Jesus is the catalyst of crisis, a polarizing, divisive, and destabilizing force. His coming forces people to choose a side, to reveal their deepest allegiances, to show hands previously held close to chests. His destiny leads to the fall and to the rising again—resurrection!—of many within the nation. In the process, hearts are revealed. Later in Luke’s gospel, Jesus disabuses his followers of the notion that he has come to bring a comfortable peace (Luke 12:51-53):

Do you think that I have come to bring peace to the earth? No, I tell you, but rather division! From now on five in one household will be divided, three against two and two against three; they will be divided: father against son and son against father, mother against daughter and daughter against mother, mother-in-law against her daughter-in-law and daughter-in-law against mother-in-law.

Jesus is the rock of offence and the chief cornerstone of God’s new temple. Either he is the ubiquitous obstacle or the basis of everything. Either way, indifference and neutrality are not options for us. While Jesus may not have brought the military deliverance that some might have expected from the Messiah, he introduced a new principle of separation and division into history, bringing judgment upon governors, kings, and emperors as, faced with the scandal of Christ, they were left with no choice but to pick a side.

Many of us have witnessed a similar principle of division over the last few months, as events such as those in Ferguson have polarized our acquaintances on social media, revealing the secrets of certain people’s hearts and pushing many to declare previously veiled sentiments. Some of us will also experience the power of such crises to catalyze division among those closest to us in fraught conversations around family meal tables this Christmas season. When such polarizing events press upon the national consciousness, lines of affiliation and separation are redrawn and differences can come into a sharper focus.

The power of Christ to provoke division and to bring that which was formerly hidden into the light eclipses even that of Ferguson. Pilate and Herod, the chief priests, the teachers of the law, the Jerusalem crowds, Jesus’ own disciples: all must pick a side. Simeon relates Jesus’ power as a sign provoking opposition to his determination of the fate of various parties within Israel. The judgment and destiny of all looms as all must make their true colours known. For Luke, the destiny of Jesus’ Jewish contemporaries rests in large measure upon how they respond to his ministry.
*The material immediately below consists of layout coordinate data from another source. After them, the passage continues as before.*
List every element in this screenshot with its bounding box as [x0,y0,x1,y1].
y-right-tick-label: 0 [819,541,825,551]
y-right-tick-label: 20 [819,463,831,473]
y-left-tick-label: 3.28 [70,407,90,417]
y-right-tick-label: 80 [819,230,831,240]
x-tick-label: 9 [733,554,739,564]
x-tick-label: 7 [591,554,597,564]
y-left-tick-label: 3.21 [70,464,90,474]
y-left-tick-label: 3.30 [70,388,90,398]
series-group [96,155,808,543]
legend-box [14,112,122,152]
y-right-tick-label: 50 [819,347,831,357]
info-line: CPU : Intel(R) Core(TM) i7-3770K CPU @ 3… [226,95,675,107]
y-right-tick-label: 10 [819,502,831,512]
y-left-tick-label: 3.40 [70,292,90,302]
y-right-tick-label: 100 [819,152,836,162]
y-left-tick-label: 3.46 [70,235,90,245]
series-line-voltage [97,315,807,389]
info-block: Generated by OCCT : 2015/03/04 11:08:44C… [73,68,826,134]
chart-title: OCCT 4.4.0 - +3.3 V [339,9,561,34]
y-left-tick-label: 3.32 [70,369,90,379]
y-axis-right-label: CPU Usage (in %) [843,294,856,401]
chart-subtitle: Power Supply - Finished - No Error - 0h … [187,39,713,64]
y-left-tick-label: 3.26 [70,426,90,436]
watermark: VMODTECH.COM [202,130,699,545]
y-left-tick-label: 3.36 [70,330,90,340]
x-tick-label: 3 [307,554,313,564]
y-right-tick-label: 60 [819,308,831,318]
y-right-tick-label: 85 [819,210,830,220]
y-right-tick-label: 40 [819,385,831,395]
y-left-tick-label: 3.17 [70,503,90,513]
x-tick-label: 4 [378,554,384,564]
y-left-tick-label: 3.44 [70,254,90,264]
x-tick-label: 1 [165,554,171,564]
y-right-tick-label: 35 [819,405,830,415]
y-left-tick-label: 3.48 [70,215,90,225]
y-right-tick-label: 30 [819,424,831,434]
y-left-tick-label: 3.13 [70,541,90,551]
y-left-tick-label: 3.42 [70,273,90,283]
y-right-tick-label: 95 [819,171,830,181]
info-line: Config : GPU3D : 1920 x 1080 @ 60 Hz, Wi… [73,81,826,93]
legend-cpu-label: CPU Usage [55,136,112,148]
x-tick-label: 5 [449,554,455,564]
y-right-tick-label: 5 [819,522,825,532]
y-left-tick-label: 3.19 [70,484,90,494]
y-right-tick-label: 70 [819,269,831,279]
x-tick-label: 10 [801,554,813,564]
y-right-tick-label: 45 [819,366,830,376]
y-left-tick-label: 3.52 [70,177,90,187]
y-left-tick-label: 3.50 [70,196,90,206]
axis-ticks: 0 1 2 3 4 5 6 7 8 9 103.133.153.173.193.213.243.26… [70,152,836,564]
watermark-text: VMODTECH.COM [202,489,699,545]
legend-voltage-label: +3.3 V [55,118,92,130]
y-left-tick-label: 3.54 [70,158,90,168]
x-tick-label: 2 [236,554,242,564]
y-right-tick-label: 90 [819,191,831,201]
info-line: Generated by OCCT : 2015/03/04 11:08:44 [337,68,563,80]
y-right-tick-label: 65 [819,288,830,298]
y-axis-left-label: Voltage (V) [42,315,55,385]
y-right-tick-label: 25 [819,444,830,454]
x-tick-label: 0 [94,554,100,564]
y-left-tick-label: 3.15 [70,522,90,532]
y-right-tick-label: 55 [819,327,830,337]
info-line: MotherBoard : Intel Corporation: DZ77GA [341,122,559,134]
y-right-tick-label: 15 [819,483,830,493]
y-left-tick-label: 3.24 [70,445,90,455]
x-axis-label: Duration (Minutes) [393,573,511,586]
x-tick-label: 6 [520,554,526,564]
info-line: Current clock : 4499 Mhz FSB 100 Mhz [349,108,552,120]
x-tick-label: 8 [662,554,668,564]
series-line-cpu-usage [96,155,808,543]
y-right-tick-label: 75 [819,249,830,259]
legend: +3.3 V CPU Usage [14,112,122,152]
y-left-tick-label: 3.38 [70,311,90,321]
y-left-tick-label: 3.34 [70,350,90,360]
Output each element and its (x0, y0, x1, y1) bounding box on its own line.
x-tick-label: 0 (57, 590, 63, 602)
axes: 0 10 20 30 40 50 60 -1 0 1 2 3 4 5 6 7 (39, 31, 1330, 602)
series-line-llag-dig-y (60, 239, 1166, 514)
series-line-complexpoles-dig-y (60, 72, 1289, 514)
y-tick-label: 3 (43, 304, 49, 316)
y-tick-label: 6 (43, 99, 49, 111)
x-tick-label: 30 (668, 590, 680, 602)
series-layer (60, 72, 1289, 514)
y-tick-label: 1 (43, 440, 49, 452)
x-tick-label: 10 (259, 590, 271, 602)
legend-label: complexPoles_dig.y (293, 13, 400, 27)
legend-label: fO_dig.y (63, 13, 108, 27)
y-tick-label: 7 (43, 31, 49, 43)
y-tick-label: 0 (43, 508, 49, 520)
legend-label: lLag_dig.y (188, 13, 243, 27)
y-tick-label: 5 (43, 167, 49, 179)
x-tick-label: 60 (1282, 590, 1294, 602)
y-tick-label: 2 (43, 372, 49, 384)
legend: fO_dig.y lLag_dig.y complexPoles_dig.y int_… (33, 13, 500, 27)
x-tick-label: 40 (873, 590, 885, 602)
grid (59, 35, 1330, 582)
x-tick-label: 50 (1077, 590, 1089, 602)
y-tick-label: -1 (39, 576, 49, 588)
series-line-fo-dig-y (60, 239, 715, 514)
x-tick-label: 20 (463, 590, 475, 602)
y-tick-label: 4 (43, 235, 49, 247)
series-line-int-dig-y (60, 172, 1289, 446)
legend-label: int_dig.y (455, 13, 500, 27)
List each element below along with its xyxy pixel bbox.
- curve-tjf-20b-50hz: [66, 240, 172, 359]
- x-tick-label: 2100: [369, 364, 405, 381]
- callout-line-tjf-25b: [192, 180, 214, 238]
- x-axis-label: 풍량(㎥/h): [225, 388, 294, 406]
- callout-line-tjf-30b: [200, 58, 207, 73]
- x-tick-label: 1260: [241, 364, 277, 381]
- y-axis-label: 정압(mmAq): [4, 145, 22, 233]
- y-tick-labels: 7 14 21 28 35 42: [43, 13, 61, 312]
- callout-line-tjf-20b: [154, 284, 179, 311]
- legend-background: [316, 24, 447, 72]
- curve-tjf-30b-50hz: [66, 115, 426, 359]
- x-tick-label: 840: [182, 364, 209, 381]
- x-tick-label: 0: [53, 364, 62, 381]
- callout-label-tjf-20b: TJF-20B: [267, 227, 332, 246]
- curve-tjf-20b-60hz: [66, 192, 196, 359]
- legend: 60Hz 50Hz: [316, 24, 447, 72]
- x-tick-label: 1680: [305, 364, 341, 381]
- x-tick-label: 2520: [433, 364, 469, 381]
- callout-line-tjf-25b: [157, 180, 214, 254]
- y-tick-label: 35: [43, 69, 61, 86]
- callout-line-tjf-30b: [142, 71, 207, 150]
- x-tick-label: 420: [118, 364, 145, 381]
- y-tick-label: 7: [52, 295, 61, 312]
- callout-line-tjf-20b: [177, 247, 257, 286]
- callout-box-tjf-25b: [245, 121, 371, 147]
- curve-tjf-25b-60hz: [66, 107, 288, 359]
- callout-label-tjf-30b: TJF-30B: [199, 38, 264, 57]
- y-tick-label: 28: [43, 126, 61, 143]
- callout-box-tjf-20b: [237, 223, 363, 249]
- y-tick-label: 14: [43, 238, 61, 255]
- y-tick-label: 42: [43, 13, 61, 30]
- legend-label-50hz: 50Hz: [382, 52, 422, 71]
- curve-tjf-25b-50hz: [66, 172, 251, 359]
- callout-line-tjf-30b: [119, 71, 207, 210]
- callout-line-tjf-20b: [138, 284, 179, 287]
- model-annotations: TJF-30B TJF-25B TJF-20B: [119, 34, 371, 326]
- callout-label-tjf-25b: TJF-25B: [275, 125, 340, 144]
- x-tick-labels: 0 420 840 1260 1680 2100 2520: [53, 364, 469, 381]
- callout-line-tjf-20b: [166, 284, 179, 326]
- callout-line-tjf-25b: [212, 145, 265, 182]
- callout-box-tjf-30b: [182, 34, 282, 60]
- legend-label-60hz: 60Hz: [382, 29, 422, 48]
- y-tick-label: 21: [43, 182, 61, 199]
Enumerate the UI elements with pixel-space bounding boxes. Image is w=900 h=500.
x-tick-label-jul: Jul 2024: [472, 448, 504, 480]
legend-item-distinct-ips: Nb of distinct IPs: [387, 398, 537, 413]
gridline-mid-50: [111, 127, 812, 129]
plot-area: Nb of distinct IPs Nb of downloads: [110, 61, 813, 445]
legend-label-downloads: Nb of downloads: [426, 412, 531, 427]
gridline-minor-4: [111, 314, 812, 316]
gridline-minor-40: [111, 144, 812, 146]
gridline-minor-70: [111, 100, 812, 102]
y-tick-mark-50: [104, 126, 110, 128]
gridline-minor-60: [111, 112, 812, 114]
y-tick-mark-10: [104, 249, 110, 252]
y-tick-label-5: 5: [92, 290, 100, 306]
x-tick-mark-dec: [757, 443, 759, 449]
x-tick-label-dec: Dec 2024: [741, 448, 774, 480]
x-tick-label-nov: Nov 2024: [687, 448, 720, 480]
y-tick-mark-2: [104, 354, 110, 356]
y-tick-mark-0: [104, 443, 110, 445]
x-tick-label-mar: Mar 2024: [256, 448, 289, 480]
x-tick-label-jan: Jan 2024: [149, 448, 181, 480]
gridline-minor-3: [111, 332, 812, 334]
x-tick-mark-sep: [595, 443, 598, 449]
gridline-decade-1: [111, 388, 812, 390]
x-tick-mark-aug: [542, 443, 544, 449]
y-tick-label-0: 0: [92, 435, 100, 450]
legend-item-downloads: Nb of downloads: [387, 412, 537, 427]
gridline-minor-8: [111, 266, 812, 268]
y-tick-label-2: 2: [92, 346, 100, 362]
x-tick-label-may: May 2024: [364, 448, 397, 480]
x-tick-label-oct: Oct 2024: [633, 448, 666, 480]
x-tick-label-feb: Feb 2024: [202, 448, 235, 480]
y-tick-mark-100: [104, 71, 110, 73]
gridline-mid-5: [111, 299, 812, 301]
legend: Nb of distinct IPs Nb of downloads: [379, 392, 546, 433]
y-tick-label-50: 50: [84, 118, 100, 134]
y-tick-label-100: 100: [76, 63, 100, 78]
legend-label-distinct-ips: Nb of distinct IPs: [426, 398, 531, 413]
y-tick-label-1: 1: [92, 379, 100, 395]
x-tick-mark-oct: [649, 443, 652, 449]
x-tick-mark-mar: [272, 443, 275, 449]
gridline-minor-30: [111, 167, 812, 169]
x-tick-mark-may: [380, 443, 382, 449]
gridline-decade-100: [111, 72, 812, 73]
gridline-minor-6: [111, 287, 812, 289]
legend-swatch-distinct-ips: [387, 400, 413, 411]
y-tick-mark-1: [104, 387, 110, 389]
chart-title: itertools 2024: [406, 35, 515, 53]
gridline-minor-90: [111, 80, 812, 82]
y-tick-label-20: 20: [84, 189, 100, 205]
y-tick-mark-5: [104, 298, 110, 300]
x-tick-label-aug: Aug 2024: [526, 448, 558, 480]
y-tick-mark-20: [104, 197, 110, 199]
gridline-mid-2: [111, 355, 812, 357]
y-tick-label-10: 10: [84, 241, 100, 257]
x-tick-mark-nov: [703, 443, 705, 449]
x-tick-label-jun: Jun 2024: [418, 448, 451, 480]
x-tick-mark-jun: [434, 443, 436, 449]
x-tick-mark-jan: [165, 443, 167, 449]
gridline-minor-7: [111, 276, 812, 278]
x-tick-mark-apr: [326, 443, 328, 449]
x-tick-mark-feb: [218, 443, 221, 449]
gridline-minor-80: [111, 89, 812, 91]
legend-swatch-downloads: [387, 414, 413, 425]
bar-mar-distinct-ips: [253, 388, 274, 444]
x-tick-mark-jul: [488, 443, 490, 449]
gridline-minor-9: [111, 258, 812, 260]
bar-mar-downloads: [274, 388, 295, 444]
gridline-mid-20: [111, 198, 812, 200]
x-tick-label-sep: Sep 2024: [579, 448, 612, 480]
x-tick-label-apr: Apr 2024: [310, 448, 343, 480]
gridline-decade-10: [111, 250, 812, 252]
The rejection of Jesus and his messengers by the leaders of his people is directly related to the divine judgment of national cataclysm in AD70.

As we bear strong witness to Christ in the present day, a similar polarizing effect can often be witnessed. God’s healing justice has come near to us in his Son, sealing the doom of tyrants and the blessing and vindication of the righteous. Faithful witness and prayer precipitates division and judgment, propelling different parties towards their contrasting destinies. An appreciation of this fact should introduce a sense of the urgency and imminence of divine judgment in history as we present the message of God’s kingdom to our society. To some we are an aroma leading to death, to others one bringing new life (2 Corinthians 2:14-16). The power of such a gospel and Messiah in the political world of our day should never be underestimated.

One thought on “The Politics of Polarization—Luke 2:22-40 (Alastair Roberts)

  1. Yet sadly this political message is made apolitical or the wrong kind of politics. Both of these lead to acceptance of the establishment and it being blessed by churches. As Ellul said, when the nation was monarchist, much of the church was monarchist; when the nation republican, the church was republican; when the nation was marxist, the church became marxist.

    Yet this division also comes in line of Jesus ceasing strife, putting the sword of bronze away, and being the Prince of Peace. It’s a politics of Exile for the people of God in a land of beasts.

    This was a good post Alistair. It needs to be emphasized that politics does not mean the conventional anglo-American divisions and distinctions. It’s so much more, especially for the people of God, the disciples of Jesus Christ.